Читаем Кржижановский полностью

— И это тоже ты, Глеб? — спросил Старик. — Смотри-ка, у нас теперь есть свой революционный поэт. Приятное открытие по случаю первомайского праздника. Как это люди пишут стихи? Поражаюсь их способностям. Сам я в Красноярске, узнав, что мне в Шушенское, начал было стих:

В Шуше, у подножия Саяна…

Но дальше этой первой строчки ничего, к сожалению, не сочинил!..

Спускались назад, надышавшись речной свежестью, хвоей.

— Прекрасная получилась маевка, — отметил Старик.

…Пароход тем временем шел все дальше к югу, к верховьям Енисея. Миновали небольшую деревушку Езагаш — там брали утром дрова, и, пока матросы грохотали поленьями по палубе, пассажиры осмотрели остатки старинной плотины, когда-то построенной здесь русскими мастерами. Миновали деревню Брагино, где браги вовсе не было, а был сытный, ароматный пшеничный хлеб, затем пошли перекаты, подводные мели, косы. Журавлиха, Голодаиха сменились при движении на юг У-Бей-рекой и горой Темир — чувствовалось влияние востока.

Тихо прошли Городовую стену — отвесную скалу над Енисеем, едва не в две версты длиной, Яновские перекаты. «О Россия, как мало мы знаем тебя!» — думал Глеб и ощущал себя чуть ли не первооткрывателем.

Яновские перекаты миновали уже с трудом, и после деревни Аешки пошли тиховодами под красным левым берегом. К пристани Сорокино добрались лишь 5 мая. Здесь снова набрали дров и двинулись к Минусинску, да не тут-то было — на Медвежьем перекате, близ горы Туран, пароход поймал галечное дно, проскрежетал, побарахтал колесами и встал. С трудом капитан снял его с мели и направил обратно в Сорокино. Похоже, что речное путешествие невольных путешественников оканчивалось.

Из Сорокина взяли ямщиков, и те за умеренную, но чувствительную плату на следующий день к вечеру доставили всю компанию в Минусинск.
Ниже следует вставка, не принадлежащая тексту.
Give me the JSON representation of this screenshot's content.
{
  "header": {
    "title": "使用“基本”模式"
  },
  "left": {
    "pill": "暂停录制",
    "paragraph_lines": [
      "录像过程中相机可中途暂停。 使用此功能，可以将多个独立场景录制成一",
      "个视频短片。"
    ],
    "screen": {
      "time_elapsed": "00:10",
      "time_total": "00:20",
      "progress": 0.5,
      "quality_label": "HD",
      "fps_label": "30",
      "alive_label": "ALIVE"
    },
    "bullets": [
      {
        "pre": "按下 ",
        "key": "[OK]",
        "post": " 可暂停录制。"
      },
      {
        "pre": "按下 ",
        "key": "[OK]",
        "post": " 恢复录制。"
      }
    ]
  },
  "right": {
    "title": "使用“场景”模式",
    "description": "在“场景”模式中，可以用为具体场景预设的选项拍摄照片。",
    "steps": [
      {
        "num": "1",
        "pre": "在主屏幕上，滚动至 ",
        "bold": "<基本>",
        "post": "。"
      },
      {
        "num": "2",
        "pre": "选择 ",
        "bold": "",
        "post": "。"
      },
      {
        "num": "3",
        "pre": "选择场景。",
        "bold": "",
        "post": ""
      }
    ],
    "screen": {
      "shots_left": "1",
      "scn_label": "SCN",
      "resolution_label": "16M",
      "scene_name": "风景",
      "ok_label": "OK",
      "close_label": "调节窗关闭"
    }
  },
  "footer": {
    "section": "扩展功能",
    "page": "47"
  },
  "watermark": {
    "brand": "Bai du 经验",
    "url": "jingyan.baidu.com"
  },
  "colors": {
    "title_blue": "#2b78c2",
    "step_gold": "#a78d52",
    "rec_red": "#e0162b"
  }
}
Ямщики не впервые сталкивались, видимо, с перевозкой политических и поэтому завезли их сразу не куда-нибудь, а в двухэтажный дом Ефима Ермиловича Брагина, известную заезжую квартиру ссыльных. Там истопили баньку, приготовили постели. Все тут же заснули.

На следующий день отправились по Новоприсутственной прямехонько в полицейское управление, где им был исправником зачтен (строгим голосом! с угрозой!) устав ссыльных и предложено в течение двадцати четырех часов сменить Минусинск на назначенные села, другими словами, выметаться из Минусинска поскорее туда, куда сослали, и не баламутить здесь народ — здесь и своих смутьянов довольно! Глеб подумал, что хорошо бы остаться в Минусинске — все-таки город! А его профессия, она как раз для города. В селе с нею пропитания не найдешь. Исправник о таких вольностях и слушать не захотел.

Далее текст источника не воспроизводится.